Música, religión, consumo

Del rock satánico a Rosalía

ROSALÍA - Berghain (Official Video) feat. Björk & Yves Tumor
05/11/2025
Escriptor i professor a la Universitat Ramon Llull
3 min

Hace medio siglo, hacia 1975, la música popular en lengua inglesa (es conveniente remarcarlo) vivió una explosión creativa y supuestamente transgresora que parecía desafiar al sistema. En realidad, ocurría justo lo contrario: el turbocapitalismo, en feliz expresión del profesor Gonçal Mayos, no pierde ninguna oportunidad para ganar terreno. Ávidos de sensaciones fuertes, los adolescentes de la época se integraron así en la Gran Rueda del Consumo, en este caso la de la industria discográfica, que entonces pasaba sin duda por su mejor momento. La estética satánica emergió como una forma de provocación banal, acompañada de acné y pelos bajo la nariz, a partir de grupos como Black Sabbath. La influencia de la película El exorcista (1973) y sus múltiples imitaciones más o menos chapuceras fue importante. La iconografía de aquellos grupos de rock –cruces invertidas, voces guturales, invocaciones demoníacas– no respondía a ninguna adhesión literal al satanismo, por supuesto. Por lo general, formaba parte de una estrategia para generar ruido, escandalizar a tías octogenarias y consolidar una identidad contracultural que, en realidad, era un simple target comercial. Sea como sea, los referentes eran religiosos. Pero con el paso del tiempo aquella estética perdió su poder pseudosubversivo. La cultura popular asimiló sus contenidos, convirtiéndolos en iconos paródicos y totalmente inofensivos (véase, por ejemplo, la película de animación de 2005 La novia cadáver, de Tim Burton, destinada a un público infantil). La cultura de masas es autofágica. Hoy, una camiseta con una cruz invertida o cosas por el estilo impresiona tanto como una corbata. Es decir, nada.

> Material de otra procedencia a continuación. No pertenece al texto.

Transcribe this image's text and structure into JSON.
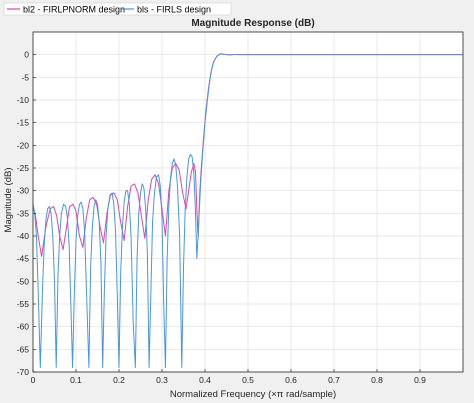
{
  "chart_data": {
    "type": "line",
    "title": "Magnitude Response (dB)",
    "xlabel": "Normalized Frequency (×π rad/sample)",
    "ylabel": "Magnitude (dB)",
    "xlim": [
      0,
      1
    ],
    "ylim": [
      -70,
      5
    ],
    "xticks": [
      0,
      0.1,
      0.2,
      0.3,
      0.4,
      0.5,
      0.6,
      0.7,
      0.8,
      0.9
    ],
    "xtick_labels": [
      "0",
      "0.1",
      "0.2",
      "0.3",
      "0.4",
      "0.5",
      "0.6",
      "0.7",
      "0.8",
      "0.9"
    ],
    "yticks": [
      0,
      -5,
      -10,
      -15,
      -20,
      -25,
      -30,
      -35,
      -40,
      -45,
      -50,
      -55,
      -60,
      -65,
      -70
    ],
    "ytick_labels": [
      "0",
      "-5",
      "-10",
      "-15",
      "-20",
      "-25",
      "-30",
      "-35",
      "-40",
      "-45",
      "-50",
      "-55",
      "-60",
      "-65",
      "-70"
    ],
    "grid": true,
    "legend_position": "top-left outside",
    "series": [
      {
        "name": "bl2 - FIRLPNORM design",
        "color": "#d946a8",
        "x": [
          0,
          0.005,
          0.012,
          0.02,
          0.03,
          0.04,
          0.048,
          0.055,
          0.062,
          0.07,
          0.078,
          0.085,
          0.093,
          0.1,
          0.108,
          0.116,
          0.124,
          0.132,
          0.14,
          0.148,
          0.156,
          0.164,
          0.172,
          0.18,
          0.188,
          0.196,
          0.204,
          0.212,
          0.22,
          0.228,
          0.236,
          0.244,
          0.252,
          0.26,
          0.268,
          0.276,
          0.284,
          0.292,
          0.3,
          0.308,
          0.316,
          0.324,
          0.332,
          0.34,
          0.348,
          0.356,
          0.362,
          0.368,
          0.374,
          0.378,
          0.381,
          0.384,
          0.388,
          0.392,
          0.397,
          0.402,
          0.408,
          0.414,
          0.42,
          0.428,
          0.435,
          0.442,
          0.45,
          0.46,
          0.47,
          0.48,
          0.5,
          0.55,
          0.6,
          0.7,
          0.8,
          0.9,
          1.0
        ],
        "values": [
          -34,
          -35,
          -40,
          -44.5,
          -38,
          -34,
          -33.5,
          -35.5,
          -40,
          -43,
          -38,
          -33.5,
          -33,
          -34.5,
          -40,
          -42.5,
          -36,
          -32,
          -31.5,
          -33,
          -38,
          -41.5,
          -35,
          -31,
          -30.5,
          -32,
          -37,
          -41,
          -33.5,
          -29,
          -28.5,
          -30.5,
          -35.5,
          -40.5,
          -32,
          -27.5,
          -26.5,
          -28.5,
          -34,
          -40,
          -30,
          -25,
          -24,
          -25.5,
          -30.5,
          -34,
          -30,
          -26,
          -24,
          -26,
          -34,
          -40.5,
          -30,
          -24,
          -18,
          -12.5,
          -7.5,
          -3.8,
          -1.6,
          -0.3,
          0.2,
          0.1,
          0,
          -0.05,
          0.05,
          0,
          0,
          0,
          0,
          0,
          0,
          0,
          0
        ]
      },
      {
        "name": "bls - FIRLS design",
        "color": "#4b96d8",
        "x": [
          0,
          0.004,
          0.008,
          0.012,
          0.017,
          0.022,
          0.026,
          0.03,
          0.034,
          0.038,
          0.042,
          0.046,
          0.05,
          0.054,
          0.058,
          0.062,
          0.066,
          0.071,
          0.076,
          0.08,
          0.084,
          0.088,
          0.092,
          0.096,
          0.1,
          0.104,
          0.108,
          0.112,
          0.116,
          0.12,
          0.125,
          0.13,
          0.134,
          0.138,
          0.142,
          0.146,
          0.15,
          0.154,
          0.158,
          0.162,
          0.166,
          0.17,
          0.174,
          0.179,
          0.184,
          0.188,
          0.192,
          0.196,
          0.2,
          0.204,
          0.208,
          0.212,
          0.216,
          0.22,
          0.224,
          0.228,
          0.233,
          0.238,
          0.242,
          0.246,
          0.25,
          0.254,
          0.258,
          0.262,
          0.266,
          0.27,
          0.274,
          0.278,
          0.282,
          0.287,
          0.292,
          0.296,
          0.3,
          0.304,
          0.308,
          0.312,
          0.316,
          0.32,
          0.324,
          0.328,
          0.332,
          0.336,
          0.341,
          0.346,
          0.35,
          0.354,
          0.358,
          0.362,
          0.366,
          0.37,
          0.374,
          0.378,
          0.381,
          0.385,
          0.39,
          0.395,
          0.4,
          0.405,
          0.41,
          0.415,
          0.42,
          0.428,
          0.436,
          0.445,
          0.455,
          0.465,
          0.48,
          0.5,
          0.55,
          0.6,
          0.7,
          0.8,
          0.9,
          1.0
        ],
        "values": [
          -33,
          -35,
          -40,
          -52,
          -69,
          -52,
          -42,
          -36.5,
          -34,
          -33.5,
          -35,
          -40,
          -50,
          -69,
          -49,
          -40,
          -35,
          -33,
          -33.5,
          -36,
          -42,
          -55,
          -69,
          -53,
          -41,
          -35.5,
          -33,
          -32.5,
          -34,
          -39,
          -54,
          -69,
          -47,
          -38,
          -33.5,
          -32,
          -33,
          -37,
          -46,
          -69,
          -52,
          -40,
          -34,
          -31,
          -30.5,
          -33,
          -39,
          -53,
          -69,
          -48,
          -38,
          -32.5,
          -30,
          -30,
          -33,
          -40,
          -59,
          -69,
          -45,
          -35,
          -30.5,
          -28.5,
          -29.5,
          -34,
          -44,
          -69,
          -53,
          -37,
          -31,
          -27,
          -26.5,
          -29,
          -36,
          -55,
          -69,
          -45,
          -33,
          -27,
          -24,
          -23,
          -24.5,
          -29,
          -40,
          -69,
          -47,
          -34,
          -27,
          -23,
          -22,
          -22.5,
          -26,
          -35,
          -45,
          -38,
          -28,
          -21,
          -15,
          -10.5,
          -6.5,
          -3.5,
          -1.5,
          -0.3,
          0.2,
          0.05,
          -0.05,
          0.05,
          0,
          0,
          0,
          0,
          0,
          0,
          0,
          0
        ]
      }
    ]
  }
}
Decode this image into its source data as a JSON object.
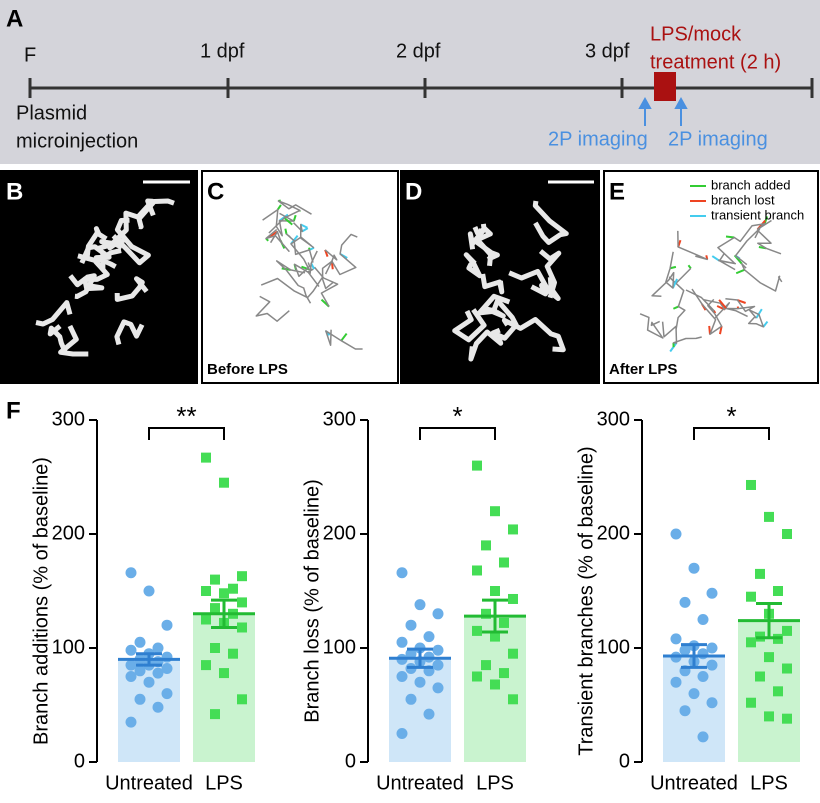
{
  "panel_labels": [
    "A",
    "B",
    "C",
    "D",
    "E",
    "F"
  ],
  "timeline": {
    "start": "F",
    "ticks": [
      "1 dpf",
      "2 dpf",
      "3 dpf"
    ],
    "start_note": [
      "Plasmid",
      "microinjection"
    ],
    "treatment": [
      "LPS/mock",
      "treatment (2 h)"
    ],
    "imaging": [
      "2P imaging",
      "2P imaging"
    ]
  },
  "images": {
    "before": "Before LPS",
    "after": "After LPS",
    "legend": [
      {
        "name": "branch added",
        "color": "#33cc33"
      },
      {
        "name": "branch lost",
        "color": "#ee4422"
      },
      {
        "name": "transient branch",
        "color": "#44ccee"
      }
    ]
  },
  "chart_data": [
    {
      "type": "bar",
      "ylabel": "Branch additions (% of baseline)",
      "categories": [
        "Untreated",
        "LPS"
      ],
      "values": [
        90,
        130
      ],
      "errors": [
        5,
        12
      ],
      "significance": "**",
      "colors": [
        "#cfe6f8",
        "#c9f3cf"
      ],
      "point_colors": [
        "#6aaee8",
        "#44dd55"
      ],
      "points": [
        [
          166,
          150,
          120,
          105,
          100,
          98,
          95,
          92,
          90,
          88,
          85,
          85,
          82,
          80,
          78,
          75,
          70,
          60,
          55,
          48,
          35
        ],
        [
          267,
          245,
          163,
          160,
          152,
          150,
          148,
          140,
          135,
          130,
          125,
          122,
          118,
          100,
          95,
          85,
          78,
          55,
          42
        ]
      ],
      "ylim": [
        0,
        300
      ],
      "yticks": [
        0,
        100,
        200,
        300
      ]
    },
    {
      "type": "bar",
      "ylabel": "Branch loss (% of baseline)",
      "categories": [
        "Untreated",
        "LPS"
      ],
      "values": [
        91,
        128
      ],
      "errors": [
        8,
        14
      ],
      "significance": "*",
      "colors": [
        "#cfe6f8",
        "#c9f3cf"
      ],
      "point_colors": [
        "#6aaee8",
        "#44dd55"
      ],
      "points": [
        [
          166,
          138,
          130,
          120,
          110,
          105,
          100,
          98,
          95,
          92,
          90,
          88,
          85,
          82,
          80,
          75,
          70,
          65,
          55,
          42,
          25
        ],
        [
          260,
          220,
          204,
          190,
          175,
          168,
          150,
          143,
          130,
          122,
          115,
          110,
          95,
          85,
          78,
          75,
          68,
          55
        ]
      ],
      "ylim": [
        0,
        300
      ],
      "yticks": [
        0,
        100,
        200,
        300
      ]
    },
    {
      "type": "bar",
      "ylabel": "Transient branches (% of baseline)",
      "categories": [
        "Untreated",
        "LPS"
      ],
      "values": [
        93,
        124
      ],
      "errors": [
        10,
        15
      ],
      "significance": "*",
      "colors": [
        "#cfe6f8",
        "#c9f3cf"
      ],
      "point_colors": [
        "#6aaee8",
        "#44dd55"
      ],
      "points": [
        [
          200,
          170,
          148,
          140,
          125,
          108,
          102,
          100,
          98,
          95,
          92,
          88,
          85,
          80,
          75,
          70,
          60,
          52,
          45,
          22
        ],
        [
          243,
          215,
          200,
          165,
          150,
          145,
          130,
          115,
          110,
          108,
          105,
          92,
          82,
          75,
          62,
          52,
          40,
          38
        ]
      ],
      "ylim": [
        0,
        300
      ],
      "yticks": [
        0,
        100,
        200,
        300
      ]
    }
  ]
}
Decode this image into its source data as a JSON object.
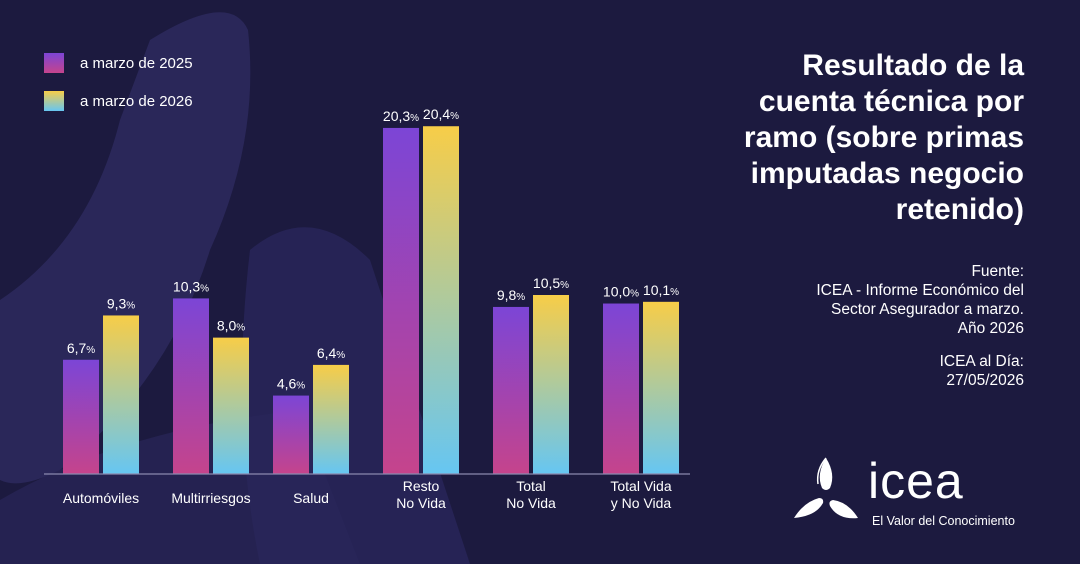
{
  "chart_data": {
    "type": "bar",
    "title": "Resultado de la cuenta técnica por ramo (sobre primas imputadas negocio retenido)",
    "unit": "%",
    "categories": [
      [
        "Automóviles"
      ],
      [
        "Multirriesgos"
      ],
      [
        "Salud"
      ],
      [
        "Resto",
        "No Vida"
      ],
      [
        "Total",
        "No Vida"
      ],
      [
        "Total Vida",
        "y No Vida"
      ]
    ],
    "series": [
      {
        "name": "a marzo de 2025",
        "values": [
          6.7,
          10.3,
          4.6,
          20.3,
          9.8,
          10.0
        ],
        "labels": [
          "6,7",
          "10,3",
          "4,6",
          "20,3",
          "9,8",
          "10,0"
        ],
        "colors": [
          "#7c45d6",
          "#c5448c"
        ]
      },
      {
        "name": "a marzo de 2026",
        "values": [
          9.3,
          8.0,
          6.4,
          20.4,
          10.5,
          10.1
        ],
        "labels": [
          "9,3",
          "8,0",
          "6,4",
          "20,4",
          "10,5",
          "10,1"
        ],
        "colors": [
          "#f7cd48",
          "#66c6f2"
        ]
      }
    ],
    "ylim": [
      0,
      21
    ]
  },
  "title_lines": [
    "Resultado de la",
    "cuenta técnica por",
    "ramo (sobre primas",
    "imputadas negocio",
    "retenido)"
  ],
  "source": {
    "label": "Fuente:",
    "lines": [
      "ICEA - Informe Económico del",
      "Sector Asegurador a marzo.",
      "Año 2026"
    ],
    "date_label": "ICEA al Día:",
    "date": "27/05/2026"
  },
  "logo": {
    "name": "icea",
    "tagline": "El Valor del Conocimiento",
    "icon": "icea-triskelion-icon"
  },
  "colors": {
    "background": "#1c1a3f",
    "shape": "#2f2c63"
  }
}
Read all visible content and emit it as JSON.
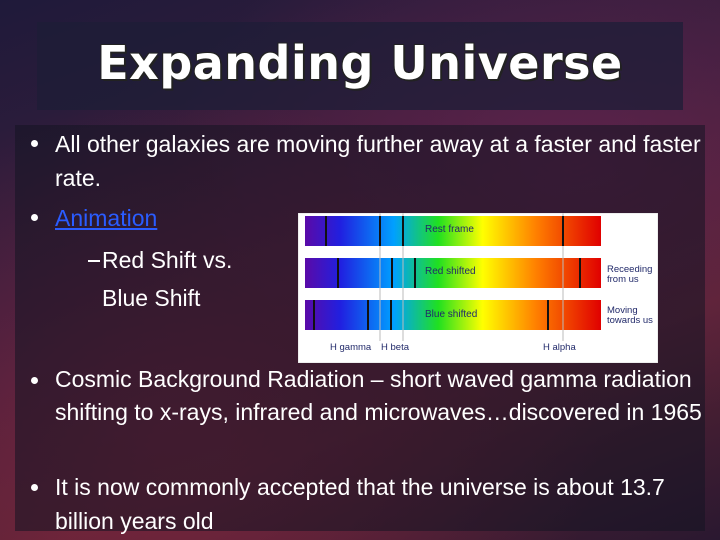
{
  "title": "Expanding Universe",
  "bullets": [
    {
      "text": "All other galaxies are moving further away at a faster and faster rate."
    },
    {
      "text": "Animation",
      "sub": [
        "Red Shift vs. Blue Shift"
      ]
    },
    {
      "text": "Cosmic Background Radiation – short waved gamma radiation shifting to x-rays, infrared and microwaves…discovered in 1965"
    },
    {
      "text": "It is now commonly accepted that the universe is about 13.7 billion years old"
    }
  ],
  "figure": {
    "rows": [
      {
        "label": "Rest frame"
      },
      {
        "label": "Red shifted",
        "note": "Receeding from us"
      },
      {
        "label": "Blue shifted",
        "note": "Moving towards us"
      }
    ],
    "axis": [
      "H gamma",
      "H beta",
      "H alpha"
    ]
  }
}
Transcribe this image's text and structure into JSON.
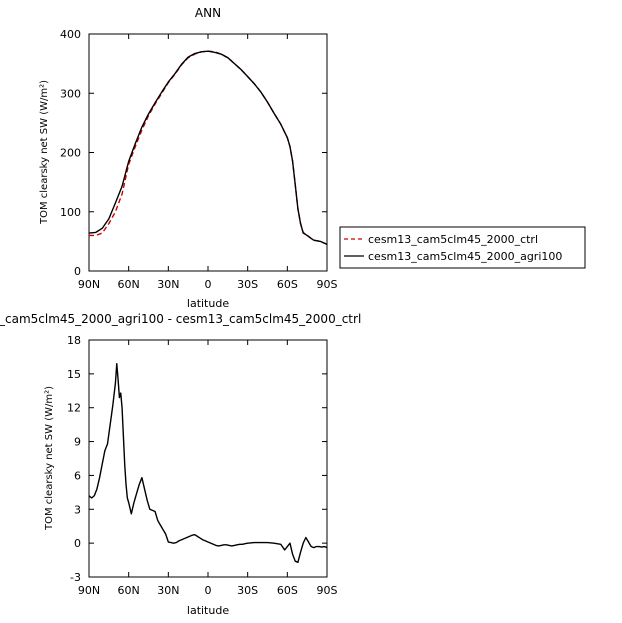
{
  "chart_data": [
    {
      "type": "line",
      "title": "ANN",
      "xlabel": "latitude",
      "ylabel": "TOM clearsky net SW  (W/m²)",
      "xticks": [
        -90,
        -60,
        -30,
        0,
        30,
        60,
        90
      ],
      "xtick_labels": [
        "90N",
        "60N",
        "30N",
        "0",
        "30S",
        "60S",
        "90S"
      ],
      "xlim": [
        -90,
        90
      ],
      "ylim": [
        0,
        400
      ],
      "yticks": [
        0,
        100,
        200,
        300,
        400
      ],
      "ytick_labels": [
        "0",
        "100",
        "200",
        "300",
        "400"
      ],
      "grid": false,
      "legend_position": "right",
      "series": [
        {
          "name": "cesm13_cam5clm45_2000_ctrl",
          "color": "#cc0000",
          "dash": "dashed",
          "x": [
            -90,
            -85,
            -80,
            -75,
            -70,
            -65,
            -60,
            -55,
            -50,
            -45,
            -40,
            -35,
            -30,
            -25,
            -20,
            -15,
            -10,
            -5,
            0,
            5,
            10,
            15,
            20,
            25,
            30,
            35,
            40,
            45,
            50,
            55,
            60,
            62,
            64,
            66,
            68,
            70,
            72,
            75,
            78,
            80,
            85,
            90
          ],
          "y": [
            60,
            60,
            64,
            80,
            100,
            130,
            180,
            210,
            238,
            262,
            282,
            300,
            318,
            332,
            348,
            360,
            366,
            370,
            371,
            370,
            366,
            360,
            350,
            340,
            328,
            316,
            302,
            285,
            266,
            248,
            225,
            210,
            185,
            145,
            105,
            80,
            65,
            60,
            55,
            52,
            50,
            45
          ]
        },
        {
          "name": "cesm13_cam5clm45_2000_agri100",
          "color": "#000000",
          "dash": "solid",
          "x": [
            -90,
            -85,
            -80,
            -75,
            -70,
            -65,
            -60,
            -55,
            -50,
            -45,
            -40,
            -35,
            -30,
            -25,
            -20,
            -15,
            -10,
            -5,
            0,
            5,
            10,
            15,
            20,
            25,
            30,
            35,
            40,
            45,
            50,
            55,
            60,
            62,
            64,
            66,
            68,
            70,
            72,
            75,
            78,
            80,
            85,
            90
          ],
          "y": [
            64,
            65,
            72,
            88,
            115,
            143,
            185,
            215,
            243,
            265,
            284,
            302,
            319,
            333,
            349,
            361,
            367,
            370,
            371,
            369,
            366,
            360,
            350,
            340,
            328,
            316,
            302,
            285,
            266,
            248,
            225,
            210,
            185,
            145,
            105,
            80,
            64,
            60,
            55,
            52,
            50,
            45
          ]
        }
      ]
    },
    {
      "type": "line",
      "title": "_cam5clm45_2000_agri100 - cesm13_cam5clm45_2000_ctrl",
      "xlabel": "latitude",
      "ylabel": "TOM clearsky net SW  (W/m²)",
      "xticks": [
        -90,
        -60,
        -30,
        0,
        30,
        60,
        90
      ],
      "xtick_labels": [
        "90N",
        "60N",
        "30N",
        "0",
        "30S",
        "60S",
        "90S"
      ],
      "xlim": [
        -90,
        90
      ],
      "ylim": [
        -3,
        18
      ],
      "yticks": [
        -3,
        0,
        3,
        6,
        9,
        12,
        15,
        18
      ],
      "ytick_labels": [
        "-3",
        "0",
        "3",
        "6",
        "9",
        "12",
        "15",
        "18"
      ],
      "grid": false,
      "series": [
        {
          "color": "#000000",
          "dash": "solid",
          "x": [
            -90,
            -88,
            -86,
            -84,
            -82,
            -80,
            -78,
            -76,
            -74,
            -72,
            -70,
            -69,
            -68,
            -67,
            -66,
            -65,
            -64,
            -63,
            -62,
            -61,
            -60,
            -58,
            -56,
            -54,
            -52,
            -50,
            -48,
            -46,
            -44,
            -42,
            -40,
            -38,
            -36,
            -34,
            -32,
            -30,
            -28,
            -26,
            -24,
            -22,
            -20,
            -18,
            -16,
            -14,
            -12,
            -10,
            -8,
            -6,
            -4,
            -2,
            0,
            2,
            4,
            6,
            8,
            10,
            12,
            14,
            16,
            18,
            20,
            22,
            24,
            26,
            28,
            30,
            35,
            40,
            45,
            50,
            55,
            58,
            60,
            62,
            64,
            66,
            68,
            70,
            72,
            74,
            76,
            78,
            80,
            82,
            84,
            86,
            88,
            90
          ],
          "y": [
            4.2,
            4.0,
            4.2,
            4.8,
            5.8,
            7.0,
            8.2,
            8.8,
            10.5,
            12.2,
            14.2,
            15.9,
            14.5,
            12.9,
            13.3,
            12.0,
            9.5,
            7.0,
            5.2,
            4.0,
            3.6,
            2.6,
            3.6,
            4.4,
            5.2,
            5.8,
            4.8,
            3.8,
            3.0,
            2.9,
            2.8,
            2.0,
            1.6,
            1.2,
            0.8,
            0.1,
            0.05,
            0.0,
            0.05,
            0.2,
            0.3,
            0.4,
            0.5,
            0.6,
            0.7,
            0.75,
            0.6,
            0.45,
            0.3,
            0.2,
            0.1,
            0.0,
            -0.1,
            -0.2,
            -0.25,
            -0.2,
            -0.15,
            -0.15,
            -0.2,
            -0.25,
            -0.2,
            -0.15,
            -0.1,
            -0.1,
            -0.05,
            0.0,
            0.05,
            0.05,
            0.05,
            0.0,
            -0.1,
            -0.6,
            -0.3,
            0.0,
            -1.0,
            -1.6,
            -1.7,
            -0.8,
            0.0,
            0.5,
            0.1,
            -0.3,
            -0.4,
            -0.3,
            -0.3,
            -0.35,
            -0.3,
            -0.4
          ]
        }
      ]
    }
  ]
}
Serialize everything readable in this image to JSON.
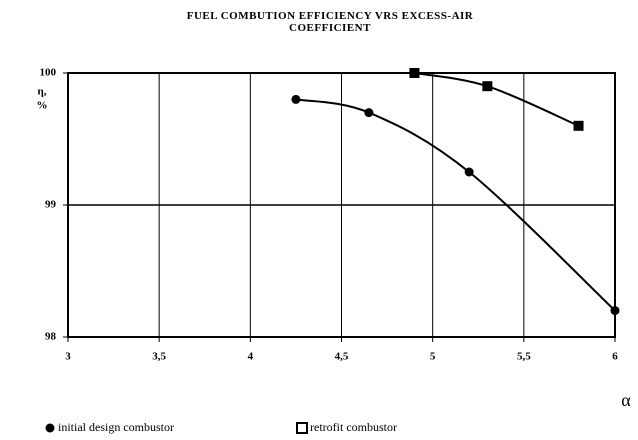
{
  "chart_data": {
    "type": "line",
    "title": "FUEL COMBUTION EFFICIENCY VRS EXCESS-AIR COEFFICIENT",
    "y_label": [
      "η,",
      "%"
    ],
    "x_label": "α",
    "xlim": [
      3,
      6
    ],
    "xticks": [
      3,
      {
        "value": 3.5,
        "label": "3,5"
      },
      4,
      {
        "value": 4.5,
        "label": "4,5"
      },
      5,
      {
        "value": 5.5,
        "label": "5,5"
      },
      6
    ],
    "ylim": [
      98,
      100
    ],
    "yticks": [
      98,
      99,
      100
    ],
    "grid": true,
    "series": [
      {
        "name": "initial design combustor",
        "color": "#000000",
        "marker": "circle",
        "x": [
          4.25,
          4.65,
          5.2,
          6
        ],
        "values": [
          99.8,
          99.7,
          99.25,
          98.2
        ]
      },
      {
        "name": "retrofit combustor",
        "color": "#000000",
        "marker": "square",
        "x": [
          4.9,
          5.3,
          5.8
        ],
        "values": [
          100,
          99.9,
          99.6
        ]
      }
    ]
  }
}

Una vez consumida aquella veta de carbón infernal, la espiritualidad posmoderna empezó a manifestarse con lenguajes bastante alejados de las grandes narrativas religiosas. Es en este escenario posmoderno donde artistas como Rosalía han recuperado la simbología católica no como provocación, sino como un vehículo expresivo que ya tanteó la astuta Madonna hace más de treinta años. He observado con atención, en varias ocasiones, el extraordinario videoclip de Berghain, que es el primer sencillo del disco Lux. En términos estéticos, es un producto impecable. Si digo que está cargado de referencias religiosas no descubriré nada nuevo, seguramente porque son demasiado obvias, demasiado claras, demasiado golosas. Forman parte del consumo fast food, y probablemente representan el reverso de la contemplación espiritual, que por definición requiere una mirada interior silenciosa, lenta y no a la fuerza placentera. Esto no es ninguna crítica a la cantante Rosalía, artista de trayectoria impecable, sino a quienes hacen una lectura –digamos– doctrinal de ese giro. La estética católica no se utiliza para escandalizar ni hacer mofa de nada ni de nadie, pero eso no significa que tenga un recorrido que vaya más allá de las reglas del juego del consumo musical. Si a corto o largo plazo esto puede acarrear cambios en la conducta espiritual de los jóvenes, no lo sé; dada la enorme popularidad a escala mundial de esta cantante, no es en absoluto descartable. A diferencia del rock satánico de los setenta, que rechazaba la religión como institución opresora, Rosalía se acerca al catolicismo pero lo hace desde una óptica descontextualizada y estetizante. No lleva adherido ningún compromiso y, sobre todo, no implica ningún cambio o transformación profunda. La tentación de pensar que todo ello deriva de una búsqueda de sentido en un mundo ultrafragmentado es grande, pero hay que ponerla entre paréntesis.

En su último libro –una lectura de la filósofa Simone Weil–, Byung-Chul Han recuerda que la digitalización nos ha habituado a tenerlo todo –que todo tenga que ser– "inmediatamente alcanzable, disponible, calculable y consumible". A diferencia de la atención profunda que reclama la búsqueda espiritual, la atención que fomenta la Gran Rueda del Consumo (incluida la musical) es a la fuerza fragmentaria y efímera, fungible. Estos dos tipos de atención no son simplemente distintos: en realidad son antagónicos. Si en los años setenta la provocación pasaba por invocar al demonio con una guitarra eléctrica al máximo de volumen, hoy puede pasar por vestirse de monja. En cualquier caso, la gran provocación, la provocación suprema que hace tambalear la rueda, es alejarse de todo lo que sea "inmediatamente alcanzable, disponible, calculable y consumible". Orar en silencio en una habitación a oscuras, y no contárselo a nadie, es quizás el acto más subversivo que se puede hacer hoy: atenta contra el propio nervio del sistema, que no es otro que el consumo.